Amano Shiho, Suyama Shinichiro, Nishikura Nozomi, Sano Chiaki, Ohta Ryuichi
Community Care, Unnan City Hospital, Unnan, JPN.
Internal Medicine, Heisei Memorial Hospital, Unnan, JPN.
Cureus. 2023 Dec 17;15(12):e50681. doi: 10.7759/cureus.50681. eCollection 2023 Dec.
Japanese spotted fever (JSF) poses a significant public health challenge, mainly due to its atypical presentation in specific demographics. This report details a unique case of JSF in an 89-year-old female who was admitted to a rural hospital exhibiting generalized pain and rapid cognitive decline but no rash. Initially misdiagnosed as polymyalgia rheumatica, her condition was complicated by thrombocytopenia and altered mental state, prompting consideration of tick-borne illnesses. Subsequent serological analysis confirmed JSF despite the absence of its hallmark rash. The patient's condition escalated to include bacteremia and aseptic meningitis. Treatment involved a regimen of minocycline and meropenem, along with endoscopic cauterization of a bleeding rectal ulcer. After treatment, the patient showed improvement and was transferred for rehabilitation. This case highlights the criticality of considering JSF in elderly patients within endemic areas, even when classic symptoms like erythema and petechiae are absent. It underscores the necessity for broad diagnostic perspectives, especially in atypical presentations, and the integration of comprehensive care approaches. The involvement of caregivers and relatives in early detection and seeking medical care promptly is crucial. The report illustrates the complexities in diagnosing and managing advanced JSF cases and stresses the importance of early serological testing and adaptive treatment strategies in managing such challenging cases.

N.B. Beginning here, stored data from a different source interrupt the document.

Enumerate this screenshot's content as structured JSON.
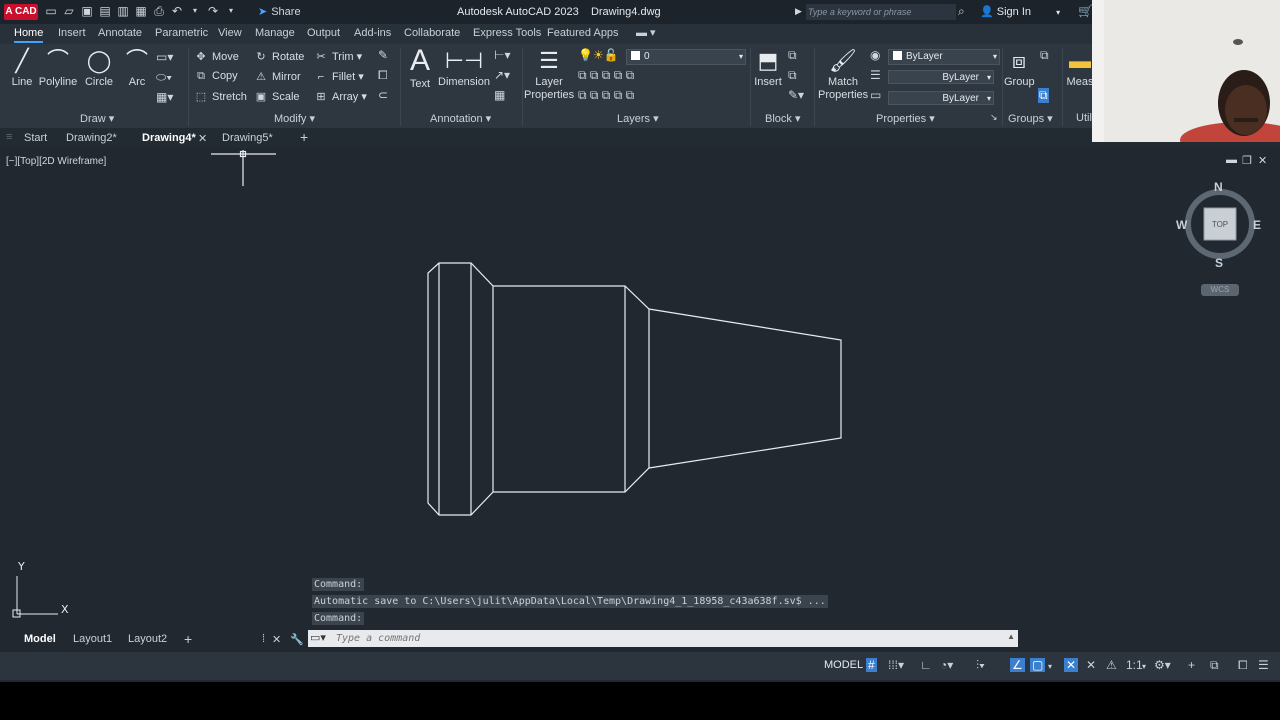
{
  "titlebar": {
    "logo_text": "A CAD",
    "share_label": "Share",
    "app_name": "Autodesk AutoCAD 2023",
    "document": "Drawing4.dwg",
    "search_placeholder": "Type a keyword or phrase",
    "signin_label": "Sign In"
  },
  "ribbon_tabs": [
    "Home",
    "Insert",
    "Annotate",
    "Parametric",
    "View",
    "Manage",
    "Output",
    "Add-ins",
    "Collaborate",
    "Express Tools",
    "Featured Apps"
  ],
  "draw": {
    "title": "Draw",
    "line": "Line",
    "polyline": "Polyline",
    "circle": "Circle",
    "arc": "Arc"
  },
  "modify": {
    "title": "Modify",
    "move": "Move",
    "rotate": "Rotate",
    "trim": "Trim",
    "copy": "Copy",
    "mirror": "Mirror",
    "fillet": "Fillet",
    "stretch": "Stretch",
    "scale": "Scale",
    "array": "Array"
  },
  "annotation": {
    "title": "Annotation",
    "text": "Text",
    "dimension": "Dimension"
  },
  "layers": {
    "title": "Layers",
    "layer_properties_1": "Layer",
    "layer_properties_2": "Properties",
    "current_layer": "0"
  },
  "block": {
    "title": "Block",
    "insert": "Insert"
  },
  "properties": {
    "title": "Properties",
    "match_1": "Match",
    "match_2": "Properties",
    "color": "ByLayer",
    "linetype": "ByLayer",
    "lineweight": "ByLayer"
  },
  "groups": {
    "title": "Groups",
    "group": "Group"
  },
  "utilities": {
    "measure": "Meas",
    "util": "Util"
  },
  "doc_tabs": [
    "Start",
    "Drawing2*",
    "Drawing4*",
    "Drawing5*"
  ],
  "viewport": {
    "label": "[−][Top][2D Wireframe]"
  },
  "viewcube": {
    "n": "N",
    "s": "S",
    "e": "E",
    "w": "W",
    "face": "TOP",
    "wcs": "WCS"
  },
  "ucs": {
    "x": "X",
    "y": "Y"
  },
  "command_history": [
    "Command:",
    "Automatic save to C:\\Users\\julit\\AppData\\Local\\Temp\\Drawing4_1_18958_c43a638f.sv$ ...",
    "Command:"
  ],
  "command": {
    "placeholder": "Type a command"
  },
  "layout_tabs": [
    "Model",
    "Layout1",
    "Layout2"
  ],
  "status": {
    "model": "MODEL",
    "scale": "1:1"
  }
}
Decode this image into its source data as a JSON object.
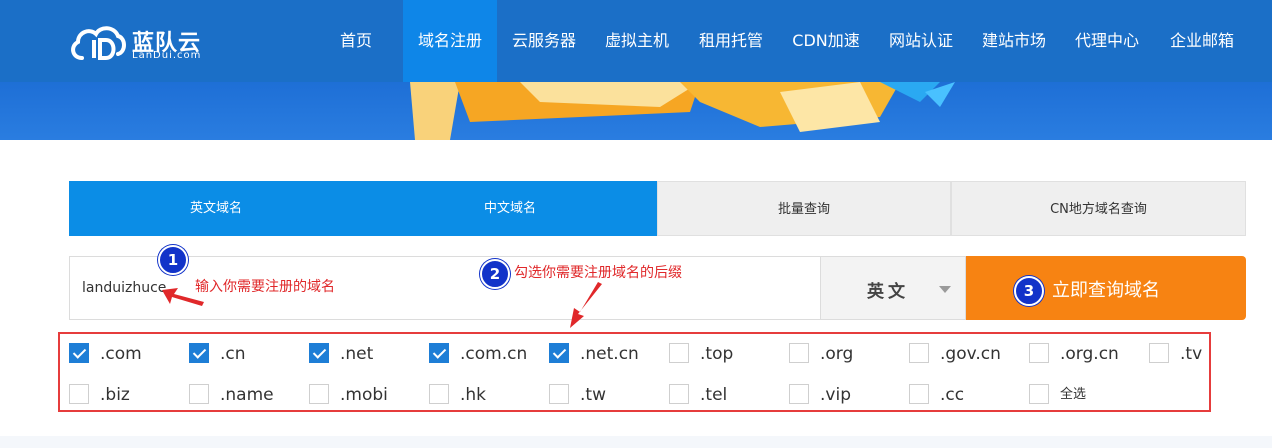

日本斑点热(JSF)对公共卫生构成了重大挑战,主要是因为它在特定人群中表现不典型。本报告详细介绍了一例独特的JSF病例,患者为一名89岁女性,因全身疼痛和认知能力迅速下降入住一家乡村医院,但无皮疹。最初被误诊为风湿性多肌痛,她的病情因血小板减少和精神状态改变而复杂化,促使考虑蜱传疾病。尽管没有标志性皮疹,但随后的血清学分析确诊为JSF。患者的病情进一步发展,出现了菌血症和无菌性脑膜炎。治疗方案包括米诺环素和美罗培南,以及对出血性直肠溃疡进行内镜烧灼。治疗后,患者病情好转并转至康复机构。该病例强调了在流行地区的老年患者中考虑JSF的重要性,即使没有红斑和瘀点等典型症状。它强调了广泛诊断视角的必要性,特别是在非典型表现中,以及综合护理方法的整合。护理人员和亲属在早期发现和及时就医方面的参与至关重要。该报告说明了诊断和管理晚期JSF病例的复杂性,并强调了早期血清学检测和适应性治疗策略在处理此类具有挑战性病例中的重要性。